At Clague, an old Chinese proverb seems to hold true: “If you want to be happy forever, make a garden.” The Chinese gardeners can’t seem to spend enough time there, walking over daily from their apartments just a short block way.
“I come here every day, at least twice, sometimes three times,” said Guishan Wang, 76, a retired medical school professor. His wife, Guiqin Jiang, 79, wears pearls with her gardening clothes!

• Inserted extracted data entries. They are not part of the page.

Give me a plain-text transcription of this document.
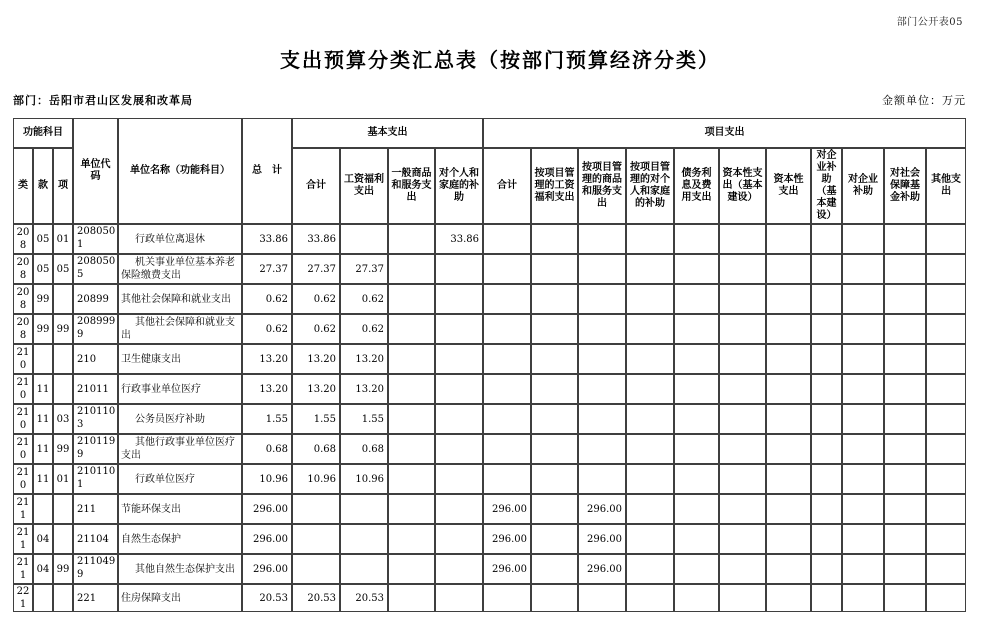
部门公开表05
支出预算分类汇总表（按部门预算经济分类）
部门：岳阳市君山区发展和改革局	金额单位：万元
功能科目			单位代码	单位名称（功能科目）	总　计	基本支出				项目支出										
类	款	项				合计	工资福利支出	一般商品和服务支出	对个人和家庭的补助	合计	按项目管理的工资福利支出	按项目管理的商品和服务支出	按项目管理的对个人和家庭的补助	债务利息及费用支出	资本性支出（基本建设）	资本性支出	对企业补助（基本建设）	对企业补助	对社会保障基金补助	其他支出
208	05	01	2080501	行政单位离退休	33.86	33.86			33.86											
208	05	05	2080505	机关事业单位基本养老保险缴费支出	27.37	27.37	27.37													
208	99		20899	其他社会保障和就业支出	0.62	0.62	0.62													
208	99	99	2089999	其他社会保障和就业支出	0.62	0.62	0.62													
210			210	卫生健康支出	13.20	13.20	13.20													
210	11		21011	行政事业单位医疗	13.20	13.20	13.20													
210	11	03	2101103	公务员医疗补助	1.55	1.55	1.55													
210	11	99	2101199	其他行政事业单位医疗支出	0.68	0.68	0.68													
210	11	01	2101101	行政单位医疗	10.96	10.96	10.96													
211			211	节能环保支出	296.00					296.00		296.00								
211	04		21104	自然生态保护	296.00					296.00		296.00								
211	04	99	2110499	其他自然生态保护支出	296.00					296.00		296.00								
221			221	住房保障支出	20.53	20.53	20.53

“I like the soil and the land,” she said.
Guiqin and the others have reaped so much more from the garden than just produce: deepened feelings of independence and belonging in their adopted country; pride, improved health, peace.
“I like to garden because first, I have nothing else to enjoy,” said Zhixian Jiang, 70, who moved to Ann Arbor because her son had settled there. “Second because watching the vegetables grow every day makes me happy, gives me a sense of accomplishment.
"From the end of June to the end of November, we don’t need to go to the store to buy vegetables,” added Quansheng.
Perhaps Xianfang expressed the group’s attachment to the garden best: “We think of these vegetables like our kids and grandkids. We watch them grow up.”